The case was subsequently referred to Rome - that is, the Congregation for Religious – (as early as 1976-77). First official recognition dates from April 27, 1978, when the Congregation for Religious allowed the Abbot of Lérins to proceed with the brothers' ties to the abbey "ad experimentum", that is, as an experiment carried out provisionally (for seven years), with the intention that the Community would eventually obtain its own statute.

It was then that we took the name "Community of Saint John". We also had to present a rule of life -this was drafted by Fr. Philippe, who was inspired particularly by the prayer of Christ in Chapter 17 of Saint John's Gospel- and the Constitutions, which describe the internal affairs of the Community.

Thus the essential bond with "Peter" was able to be rapidly established. It is found in the Rule of Life, which explicitly states that the "Brothers of Saint John will obey the Sovereign Pontiff as their highest superior".
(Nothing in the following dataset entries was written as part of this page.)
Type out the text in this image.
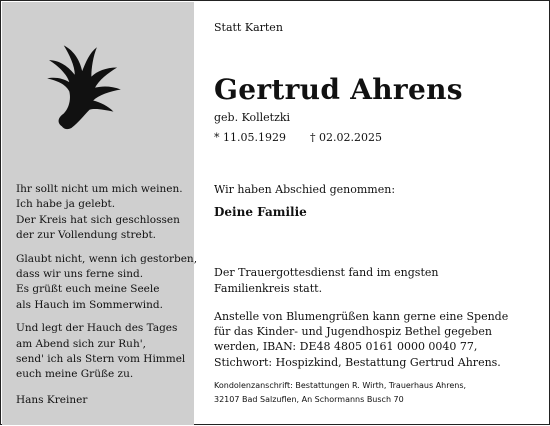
Ihr sollt nicht um mich weinen.
Ich habe ja gelebt.
Der Kreis hat sich geschlossen
der zur Vollendung strebt.
Glaubt nicht, wenn ich gestorben,
dass wir uns ferne sind.
Es grüßt euch meine Seele
als Hauch im Sommerwind.
Und legt der Hauch des Tages
am Abend sich zur Ruh',
send' ich als Stern vom Himmel
euch meine Grüße zu.
Hans Kreiner
Statt Karten
Gertrud Ahrens
geb. Kolletzki
* 11.05.1929 † 02.02.2025
Wir haben Abschied genommen:
Deine Familie
Der Trauergottesdienst fand im engsten
Familienkreis statt.
Anstelle von Blumengrüßen kann gerne eine Spende
für das Kinder- und Jugendhospiz Bethel gegeben
werden, IBAN: DE48 4805 0161 0000 0040 77,
Stichwort: Hospizkind, Bestattung Gertrud Ahrens.
Kondolenzanschrift: Bestattungen R. Wirth, Trauerhaus Ahrens,
32107 Bad Salzuflen, An Schormanns Busch 70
Finnally if were to ask why the community of St. John was founded we might respond.  “You would have to ask the Holy Spirit! He is the only One who clearly understands....”

But the characteristics of the Community appear quite distinctly: insistence, from the very beginning at Fribourg, on the search for the truth through philosophical and theological work; a life consecrated to God, emphasizing silent prayer in community and the Eucharist; the importance of communal life in intense fraternal charity.

Yet it is impossible to live all this without the discovery of a personal bond with the Virgin Mary whom we receive as our Mother, following the example of St. John (Jn. 19:27) : "And for their sake I consecrate myself, that they may also be consecrated in truth" (John 17:19).

Coming to France

When Fr. Philippe reached retirement age (70) for university teaching in 1982, the Community decided to settle in France. Most of the brothers were French and living conditions in Fribourg were becoming impractical : the Community was scattered among four houses, none of which was large enough to accommodate 80 brothers.

And the Bishop of Autun generously gave his consent to our establishment in his diocese. Then we still had to be able to move in. The building that the brothers discovered at Rimont required a lot of repairs, and everyone had to get down to work. Little by little, we were able to establish a true communal life which brought all the brothers of the Community together for the first time. However, in May of 1983, we had to open a new house due to the large number of admissions.

With the permission of the Archbishop of Lyon, part of the Community took up residence at Saint-Jodard--in the department of the Loire, near Roanne--where there was a former minor seminary (this was becoming a habit...). Since the beginning of the century, it had been owned by the goverment and had served, after various allocations, as a juvenile detention center.... The Community novitiate thus opened its doors in October, 1983.

The shortest route from Rimont to Saint-Jodard passes....through the heart of Christ: the city of the Sacred Heart, Paray-le-Monial, is actually halfway between the two houses.When he discovered this, Fr. Philippe remembered what Marthe Robin had told him: "I don't know why Paray remains etched in my heart ; Father, never abandon Paray-le-Monial".